Diyarbakır'da sabahtan akşama kadar gezseniz sıkılmazsınız. Çünkü her keseye her fıtrata uygun dolu dolu yer var kentte. "Çin Seddi'nden sonra eeeen uzunu bizim surlardır" diye böbürlendi o çocuk. Diyarbakır'ı çepeçevre kuşattığı yılları ben de bilirim oysa. Yaşım 12 filandı sur dışında eve, iş yerine tek tük rastlanırdı. Şimdi öyle büyüdü ki, sur içleri kadim bir fotoğraf gibi kaldı. Gençler ülkenin de Diyarbakır'ın da geleceği. Ayaküstü fotoğraflar çektirip sohbet ediyoruz...
- Sigara mı gördüm yoksa bir kaçınızın elinde? - Abi hocadan dayak yedik moralimiz bozuk...

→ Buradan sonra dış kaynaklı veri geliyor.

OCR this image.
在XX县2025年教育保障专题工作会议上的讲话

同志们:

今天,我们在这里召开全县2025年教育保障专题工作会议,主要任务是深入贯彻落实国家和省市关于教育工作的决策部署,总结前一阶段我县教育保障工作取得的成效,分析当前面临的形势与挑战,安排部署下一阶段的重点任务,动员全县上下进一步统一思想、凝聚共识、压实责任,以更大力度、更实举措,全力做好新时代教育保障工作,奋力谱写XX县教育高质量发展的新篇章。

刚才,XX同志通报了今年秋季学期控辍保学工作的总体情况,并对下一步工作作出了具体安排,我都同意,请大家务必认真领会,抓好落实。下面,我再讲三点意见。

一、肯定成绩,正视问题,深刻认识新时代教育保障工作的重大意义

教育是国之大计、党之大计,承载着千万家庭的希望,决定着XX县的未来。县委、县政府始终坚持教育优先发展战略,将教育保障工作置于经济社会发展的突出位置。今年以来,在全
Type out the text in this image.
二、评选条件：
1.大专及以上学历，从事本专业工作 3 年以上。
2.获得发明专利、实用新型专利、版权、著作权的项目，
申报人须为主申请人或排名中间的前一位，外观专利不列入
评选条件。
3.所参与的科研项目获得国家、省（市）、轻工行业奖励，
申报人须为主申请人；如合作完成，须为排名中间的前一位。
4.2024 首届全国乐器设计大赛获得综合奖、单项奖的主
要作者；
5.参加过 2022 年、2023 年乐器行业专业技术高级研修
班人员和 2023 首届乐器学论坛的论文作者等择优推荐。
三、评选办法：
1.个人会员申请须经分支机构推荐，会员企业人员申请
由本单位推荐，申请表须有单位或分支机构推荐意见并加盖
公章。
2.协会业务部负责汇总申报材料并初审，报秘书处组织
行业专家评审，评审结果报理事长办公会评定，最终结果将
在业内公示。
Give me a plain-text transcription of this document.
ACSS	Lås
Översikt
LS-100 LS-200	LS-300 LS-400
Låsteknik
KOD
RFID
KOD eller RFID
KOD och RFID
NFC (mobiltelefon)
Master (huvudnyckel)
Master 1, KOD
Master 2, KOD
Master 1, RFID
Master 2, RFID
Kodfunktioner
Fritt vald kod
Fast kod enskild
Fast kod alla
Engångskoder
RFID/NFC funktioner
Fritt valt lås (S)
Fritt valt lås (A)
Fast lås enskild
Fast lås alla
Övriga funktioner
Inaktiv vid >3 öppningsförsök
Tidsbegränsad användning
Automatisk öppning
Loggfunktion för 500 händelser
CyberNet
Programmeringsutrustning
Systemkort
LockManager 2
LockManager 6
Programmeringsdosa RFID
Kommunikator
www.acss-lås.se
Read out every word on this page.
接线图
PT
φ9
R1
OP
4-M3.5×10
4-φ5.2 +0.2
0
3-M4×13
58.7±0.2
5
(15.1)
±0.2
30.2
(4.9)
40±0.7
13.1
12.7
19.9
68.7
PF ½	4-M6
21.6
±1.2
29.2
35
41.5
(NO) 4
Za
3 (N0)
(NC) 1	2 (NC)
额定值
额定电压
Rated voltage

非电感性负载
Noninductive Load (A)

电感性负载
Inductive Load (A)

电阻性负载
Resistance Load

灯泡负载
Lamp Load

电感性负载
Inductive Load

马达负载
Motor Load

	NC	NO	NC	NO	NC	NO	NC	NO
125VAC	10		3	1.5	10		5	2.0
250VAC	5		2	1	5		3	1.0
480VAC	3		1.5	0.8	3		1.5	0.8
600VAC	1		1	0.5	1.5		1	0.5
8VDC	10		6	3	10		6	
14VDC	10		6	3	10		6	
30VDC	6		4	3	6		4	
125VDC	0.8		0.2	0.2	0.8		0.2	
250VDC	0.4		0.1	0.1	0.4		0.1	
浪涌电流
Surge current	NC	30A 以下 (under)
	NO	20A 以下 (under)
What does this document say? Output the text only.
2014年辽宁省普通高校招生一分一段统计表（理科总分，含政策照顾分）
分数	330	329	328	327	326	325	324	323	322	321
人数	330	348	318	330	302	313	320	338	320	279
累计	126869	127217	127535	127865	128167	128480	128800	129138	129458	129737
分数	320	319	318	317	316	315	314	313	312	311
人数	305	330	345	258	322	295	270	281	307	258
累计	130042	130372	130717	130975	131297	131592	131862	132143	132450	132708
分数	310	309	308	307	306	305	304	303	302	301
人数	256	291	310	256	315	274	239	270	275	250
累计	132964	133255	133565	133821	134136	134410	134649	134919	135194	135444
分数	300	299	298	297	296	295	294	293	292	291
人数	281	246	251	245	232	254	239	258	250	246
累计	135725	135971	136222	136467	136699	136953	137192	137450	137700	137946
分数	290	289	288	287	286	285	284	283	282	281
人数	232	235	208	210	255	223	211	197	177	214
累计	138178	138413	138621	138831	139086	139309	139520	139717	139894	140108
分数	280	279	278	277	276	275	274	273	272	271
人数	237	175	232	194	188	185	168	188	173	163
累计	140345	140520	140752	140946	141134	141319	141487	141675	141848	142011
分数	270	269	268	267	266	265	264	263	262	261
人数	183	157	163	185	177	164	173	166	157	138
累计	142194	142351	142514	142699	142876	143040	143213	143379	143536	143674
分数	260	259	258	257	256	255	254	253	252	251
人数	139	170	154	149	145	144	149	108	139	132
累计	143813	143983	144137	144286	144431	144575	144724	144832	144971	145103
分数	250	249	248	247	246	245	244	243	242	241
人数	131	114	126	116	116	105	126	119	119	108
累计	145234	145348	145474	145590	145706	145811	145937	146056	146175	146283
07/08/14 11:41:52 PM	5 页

- Ayıp etmiş. Siz de kim bilir ne herze yediniz keratalar... - Neyse abi. Niye buradasın bir olay mı yine?
- Yok valla. Bu defa turist gibi geziyorum. Dizi yazı hazırlıyorum... - Bizi yaz abi. Tiyatro az, sinema az, konserler gelmiyor, eğlenecek yer az, olan da pahalı, spor yapacak alan yok.
- Öbür işlere karışıyor musunuz? - Hangi işlere...
- Lastik yakma, molotof atma, kavga dövüş, taş harbi, slogan filan... - Yok abi. Ama bazı arkadaşlarımız var öyle. Enerji çok harcayacak yer yok...
- Söyleyin bakayım sizin evinizde politika konuşuluyor mu? Belediye seçimlerinde kime verilecek oy? Çeşitli isimler zikrediyorlar ama DTP ağırlıklı bir eğilim seziyorum. Açık sözlü olan bir tanesi diyor ki... - Abi işim doğrusu bizimkiler olsun çevremiz olsun belediyeden memnun değil. Ama öyle bir durum var ki yine de DTP'ye vermezlerse kalleşlik etmiş gibi olacaklar...
- Ne alaka evladım demokrasi var... - Var da buralarda da değişik gelenekler var.